水から引き揚げた藻は、ポンプで高さ10階相当のタワーに吸い上げられた後、砂漠の大気に散布される。およそ30秒で地表に落下する間に、有機物質が大気の熱で乾燥され、塩分濃度が極めて高い薄片状の藻が残る。ブリリアントプラネット社は、これを集めて浅瀬に埋めれば、何千年もわたって二酸化炭素を隔離できると主張する。

「自然を利用した対策は、非常に素晴らしい二酸化炭素の除去方法だ」とテイラー氏はCNNに語り、砂漠は十分に活用されていない場所だと主張した。

「砂漠の借地料はそんなに高くない。(それに)政府はどんな経済活動でも大歓迎だ」と同氏は続けた。その上、「農地や森林と競合することもない。誰の邪魔もせず、迷惑にもならない」

二酸化炭素の除去

国連の気候変動に関する政府間パネル(IPCC)の推計によると、地球の気温上昇を1.5度以内にとどめるには、2100年までに数千億トンもの二酸化炭素を除去しなくてはならない。

その最善策をめぐって、熱い議論が交わされている。
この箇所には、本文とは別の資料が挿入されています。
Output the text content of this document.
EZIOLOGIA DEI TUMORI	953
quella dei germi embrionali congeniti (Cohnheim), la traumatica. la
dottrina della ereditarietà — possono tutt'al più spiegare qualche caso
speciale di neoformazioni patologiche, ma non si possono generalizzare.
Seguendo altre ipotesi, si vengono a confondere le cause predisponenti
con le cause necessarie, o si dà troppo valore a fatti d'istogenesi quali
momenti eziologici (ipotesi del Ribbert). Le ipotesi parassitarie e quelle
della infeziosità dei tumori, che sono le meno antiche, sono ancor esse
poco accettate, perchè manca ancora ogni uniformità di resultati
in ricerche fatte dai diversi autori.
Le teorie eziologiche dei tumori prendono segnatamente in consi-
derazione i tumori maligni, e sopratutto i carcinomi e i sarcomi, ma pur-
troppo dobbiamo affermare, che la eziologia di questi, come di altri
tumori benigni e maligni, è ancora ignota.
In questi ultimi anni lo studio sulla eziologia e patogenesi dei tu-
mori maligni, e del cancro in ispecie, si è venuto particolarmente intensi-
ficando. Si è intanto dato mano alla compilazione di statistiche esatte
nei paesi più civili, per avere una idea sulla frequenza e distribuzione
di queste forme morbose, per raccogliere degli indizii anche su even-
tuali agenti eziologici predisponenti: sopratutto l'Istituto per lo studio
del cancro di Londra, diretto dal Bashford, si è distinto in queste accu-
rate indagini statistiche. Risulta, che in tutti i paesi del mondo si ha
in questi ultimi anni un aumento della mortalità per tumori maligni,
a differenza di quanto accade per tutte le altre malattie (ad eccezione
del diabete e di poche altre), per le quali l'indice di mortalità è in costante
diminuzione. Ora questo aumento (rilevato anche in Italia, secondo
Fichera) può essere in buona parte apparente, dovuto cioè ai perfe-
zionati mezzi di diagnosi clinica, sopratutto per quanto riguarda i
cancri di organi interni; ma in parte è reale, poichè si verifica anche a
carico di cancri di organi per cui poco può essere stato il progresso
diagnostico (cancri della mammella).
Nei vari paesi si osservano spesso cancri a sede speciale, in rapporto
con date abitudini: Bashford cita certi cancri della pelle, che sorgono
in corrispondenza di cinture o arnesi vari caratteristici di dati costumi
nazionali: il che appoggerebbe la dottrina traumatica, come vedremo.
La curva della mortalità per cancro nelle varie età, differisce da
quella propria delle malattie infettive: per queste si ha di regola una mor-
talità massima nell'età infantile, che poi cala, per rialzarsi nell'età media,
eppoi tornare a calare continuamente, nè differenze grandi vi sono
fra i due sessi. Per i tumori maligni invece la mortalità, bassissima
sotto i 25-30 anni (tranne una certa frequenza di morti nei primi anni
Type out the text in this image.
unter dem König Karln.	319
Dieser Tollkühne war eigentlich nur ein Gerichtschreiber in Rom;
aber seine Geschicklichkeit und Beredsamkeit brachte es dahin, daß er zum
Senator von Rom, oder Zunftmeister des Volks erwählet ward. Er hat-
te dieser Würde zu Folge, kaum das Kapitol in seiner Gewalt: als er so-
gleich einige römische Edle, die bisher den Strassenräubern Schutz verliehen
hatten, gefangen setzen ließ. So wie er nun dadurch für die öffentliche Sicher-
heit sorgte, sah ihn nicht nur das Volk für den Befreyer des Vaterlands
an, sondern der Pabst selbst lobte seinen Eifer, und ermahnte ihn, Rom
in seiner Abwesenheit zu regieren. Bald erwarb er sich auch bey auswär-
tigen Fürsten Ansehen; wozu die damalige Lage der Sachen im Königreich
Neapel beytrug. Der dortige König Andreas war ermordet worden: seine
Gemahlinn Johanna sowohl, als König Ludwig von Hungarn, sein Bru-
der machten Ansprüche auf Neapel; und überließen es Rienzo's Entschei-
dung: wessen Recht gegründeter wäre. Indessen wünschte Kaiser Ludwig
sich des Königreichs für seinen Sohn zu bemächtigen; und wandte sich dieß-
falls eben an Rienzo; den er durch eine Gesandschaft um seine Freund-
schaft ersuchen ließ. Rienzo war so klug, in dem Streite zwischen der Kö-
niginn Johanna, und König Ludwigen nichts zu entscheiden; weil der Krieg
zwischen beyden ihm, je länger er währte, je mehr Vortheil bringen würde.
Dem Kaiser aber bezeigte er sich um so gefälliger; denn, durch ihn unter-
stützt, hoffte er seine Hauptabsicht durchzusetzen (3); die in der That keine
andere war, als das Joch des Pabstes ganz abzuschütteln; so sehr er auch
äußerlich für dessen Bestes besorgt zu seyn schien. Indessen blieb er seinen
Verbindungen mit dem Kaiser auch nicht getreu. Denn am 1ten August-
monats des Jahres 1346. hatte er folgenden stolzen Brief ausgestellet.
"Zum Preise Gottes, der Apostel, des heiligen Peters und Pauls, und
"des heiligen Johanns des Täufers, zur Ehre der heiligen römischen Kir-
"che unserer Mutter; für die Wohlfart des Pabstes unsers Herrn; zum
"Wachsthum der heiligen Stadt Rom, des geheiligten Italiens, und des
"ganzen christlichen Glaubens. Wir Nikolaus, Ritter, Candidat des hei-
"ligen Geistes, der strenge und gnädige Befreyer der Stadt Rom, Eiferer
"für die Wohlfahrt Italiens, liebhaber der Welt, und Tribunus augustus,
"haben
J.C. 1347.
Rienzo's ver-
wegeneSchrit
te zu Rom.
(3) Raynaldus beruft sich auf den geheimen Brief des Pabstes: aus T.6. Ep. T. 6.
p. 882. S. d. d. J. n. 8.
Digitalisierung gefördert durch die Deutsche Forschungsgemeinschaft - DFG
さまざまな二酸化炭素の回収案が出されているが、最も注目を集めているのが大気から直接回収するやり方だ。米エネルギー省が数十億ドルもの資金を投じているこの技術は、フィルターを搭載した機械で大気中から二酸化炭素を取り除いた後、地下に貯蔵する、またはコンクリートなどの資材に利用するというものだ。だがいまだ小規模で、費用がかかる上に膨大なエネルギーを必要とし、有効性が実証されていないといった批判的な意見もある。